No, what you ask is simply not possible - given that you mean the usual things by "mount" and "incremental".
An unmounted, encrypted volume is in simple terms roughly indistinguishable from a bunch of random bytes. There's no way to tell from this volume alone whether any block of data is "changed" or not.
You can definitely copy the data from one drive to the other. That's just a question of doing a bit-for-bit copy using a program such as the built-in dd
command in macOS.
If you bend the usual understanding of working with non-mounted disks - and imagine a program that would decrypt the volume (given you had the password), parse the file system, and use timestamps, snapshots or another method of finding the changes and map those back to the source bytes - then yes, theoretically you could create such a tool. However at that point you could just as well have mounted the drive.
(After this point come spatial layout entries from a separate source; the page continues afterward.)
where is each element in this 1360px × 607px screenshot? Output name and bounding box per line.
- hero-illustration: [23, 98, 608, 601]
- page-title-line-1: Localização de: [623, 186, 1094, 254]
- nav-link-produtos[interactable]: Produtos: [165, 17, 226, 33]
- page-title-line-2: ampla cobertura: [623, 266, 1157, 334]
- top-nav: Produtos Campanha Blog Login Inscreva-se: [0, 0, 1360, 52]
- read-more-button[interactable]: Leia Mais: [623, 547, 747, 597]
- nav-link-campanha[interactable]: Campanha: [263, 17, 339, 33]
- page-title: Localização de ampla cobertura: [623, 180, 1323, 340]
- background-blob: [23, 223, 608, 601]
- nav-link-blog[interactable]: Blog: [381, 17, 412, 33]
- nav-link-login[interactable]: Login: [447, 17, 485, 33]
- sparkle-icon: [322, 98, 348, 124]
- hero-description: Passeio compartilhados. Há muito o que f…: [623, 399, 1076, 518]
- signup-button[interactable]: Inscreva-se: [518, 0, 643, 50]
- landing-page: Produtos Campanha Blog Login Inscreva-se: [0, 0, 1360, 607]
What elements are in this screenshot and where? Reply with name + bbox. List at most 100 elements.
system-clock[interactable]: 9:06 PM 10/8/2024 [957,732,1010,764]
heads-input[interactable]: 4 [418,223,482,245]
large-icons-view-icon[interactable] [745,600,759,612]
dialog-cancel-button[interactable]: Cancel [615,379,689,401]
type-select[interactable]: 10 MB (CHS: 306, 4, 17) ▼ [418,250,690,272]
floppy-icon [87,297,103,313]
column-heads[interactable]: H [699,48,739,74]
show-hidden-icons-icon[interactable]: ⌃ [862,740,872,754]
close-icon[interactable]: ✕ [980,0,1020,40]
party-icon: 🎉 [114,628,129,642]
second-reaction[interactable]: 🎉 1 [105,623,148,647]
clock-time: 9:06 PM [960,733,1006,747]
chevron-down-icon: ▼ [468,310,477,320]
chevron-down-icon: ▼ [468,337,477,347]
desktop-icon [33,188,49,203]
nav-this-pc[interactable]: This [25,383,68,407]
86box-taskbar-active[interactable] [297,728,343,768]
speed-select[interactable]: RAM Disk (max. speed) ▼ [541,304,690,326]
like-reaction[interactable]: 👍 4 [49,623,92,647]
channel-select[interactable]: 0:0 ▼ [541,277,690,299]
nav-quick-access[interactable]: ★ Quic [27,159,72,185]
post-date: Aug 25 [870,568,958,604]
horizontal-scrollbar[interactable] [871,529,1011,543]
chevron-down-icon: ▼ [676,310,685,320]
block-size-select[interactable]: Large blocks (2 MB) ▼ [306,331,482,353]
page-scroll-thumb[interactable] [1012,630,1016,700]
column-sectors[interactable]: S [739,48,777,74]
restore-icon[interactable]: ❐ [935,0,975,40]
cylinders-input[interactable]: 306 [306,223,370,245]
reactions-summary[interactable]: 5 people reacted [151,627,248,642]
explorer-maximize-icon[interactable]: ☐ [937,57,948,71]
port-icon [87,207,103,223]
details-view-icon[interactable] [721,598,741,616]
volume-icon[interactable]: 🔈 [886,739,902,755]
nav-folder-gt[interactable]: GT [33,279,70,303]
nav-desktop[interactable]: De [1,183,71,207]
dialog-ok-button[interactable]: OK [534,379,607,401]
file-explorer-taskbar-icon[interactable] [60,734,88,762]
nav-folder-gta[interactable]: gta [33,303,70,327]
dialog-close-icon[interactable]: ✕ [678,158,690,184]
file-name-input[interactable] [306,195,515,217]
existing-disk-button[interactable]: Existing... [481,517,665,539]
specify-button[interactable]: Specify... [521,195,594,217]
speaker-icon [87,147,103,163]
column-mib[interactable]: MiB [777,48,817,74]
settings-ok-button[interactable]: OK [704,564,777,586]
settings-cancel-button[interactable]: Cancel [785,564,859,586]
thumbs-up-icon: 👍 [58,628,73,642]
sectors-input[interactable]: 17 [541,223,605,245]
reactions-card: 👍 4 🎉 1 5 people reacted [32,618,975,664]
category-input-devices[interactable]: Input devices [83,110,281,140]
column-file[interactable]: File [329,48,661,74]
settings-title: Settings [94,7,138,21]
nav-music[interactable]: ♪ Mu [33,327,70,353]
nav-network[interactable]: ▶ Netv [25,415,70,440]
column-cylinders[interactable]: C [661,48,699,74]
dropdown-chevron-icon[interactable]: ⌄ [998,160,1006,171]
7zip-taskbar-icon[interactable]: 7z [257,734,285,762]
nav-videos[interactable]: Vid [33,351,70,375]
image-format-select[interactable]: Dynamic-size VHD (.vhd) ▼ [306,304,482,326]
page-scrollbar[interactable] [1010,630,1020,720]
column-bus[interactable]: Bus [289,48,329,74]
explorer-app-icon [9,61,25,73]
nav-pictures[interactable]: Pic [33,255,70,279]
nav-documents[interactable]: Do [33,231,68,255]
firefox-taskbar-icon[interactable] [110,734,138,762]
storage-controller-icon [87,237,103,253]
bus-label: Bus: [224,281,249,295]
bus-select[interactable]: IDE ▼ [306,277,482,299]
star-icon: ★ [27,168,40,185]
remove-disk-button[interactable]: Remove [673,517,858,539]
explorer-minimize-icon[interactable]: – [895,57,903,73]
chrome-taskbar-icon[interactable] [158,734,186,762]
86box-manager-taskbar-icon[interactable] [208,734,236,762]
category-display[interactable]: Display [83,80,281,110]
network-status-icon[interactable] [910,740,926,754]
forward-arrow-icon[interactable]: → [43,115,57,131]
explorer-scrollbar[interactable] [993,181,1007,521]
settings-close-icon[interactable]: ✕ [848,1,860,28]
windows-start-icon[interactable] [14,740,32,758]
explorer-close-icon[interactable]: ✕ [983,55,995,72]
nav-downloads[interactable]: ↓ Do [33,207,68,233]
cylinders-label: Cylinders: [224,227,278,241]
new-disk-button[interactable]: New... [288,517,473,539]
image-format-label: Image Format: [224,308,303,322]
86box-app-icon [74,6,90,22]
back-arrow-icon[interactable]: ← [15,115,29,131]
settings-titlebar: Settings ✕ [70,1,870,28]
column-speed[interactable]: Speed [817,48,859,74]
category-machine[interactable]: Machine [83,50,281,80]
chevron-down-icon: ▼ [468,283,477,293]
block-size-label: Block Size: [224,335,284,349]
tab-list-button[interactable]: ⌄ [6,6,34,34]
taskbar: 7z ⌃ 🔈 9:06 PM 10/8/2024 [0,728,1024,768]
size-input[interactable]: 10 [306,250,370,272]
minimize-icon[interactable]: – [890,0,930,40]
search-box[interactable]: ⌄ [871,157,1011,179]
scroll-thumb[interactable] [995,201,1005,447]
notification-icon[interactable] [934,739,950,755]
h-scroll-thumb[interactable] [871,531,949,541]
You could also bend the usual understanding of incremental backups - and imagine a program that reads through all of the source drive while reading through all of the destination drive - and then copy over only what has been changed. It would be almost trivial to make, but I don't recall any macOS program doing this. On Linux you could use programs such as diskrsync and Bscp to do this - although both are build to transfer the disk to a remote computer, you could have both the local and remote computer be the same. I don't know if these programs can be compiled and successfully used on macOS, but if you want to build your own tool, you could do it by porting over diskrsync.
This would make sense if you have a drive where reads are fast and writes are slow. It would stil be a very slow proces compared to usual incremental backup tools, such as for example Time Machine, where the set of changes can be calculated quickly by looking at the source volume only.
There are other tools out there for cloning disks and trying to make that process faster. For example the partclone_apfs program makes it possible to clone APFS file systems from disk to disk - copying only the blocks that actually contain data. If the volume has a lot of free disk space when mounted, this will speed the process up considerably. However, it does not work for encrypted volumes.
Finally, you could imagine up solutions that worked by tracking changes using snapshots on the local drive. As that would mean modifying the drive you're trying to clone, this would usually not be an option.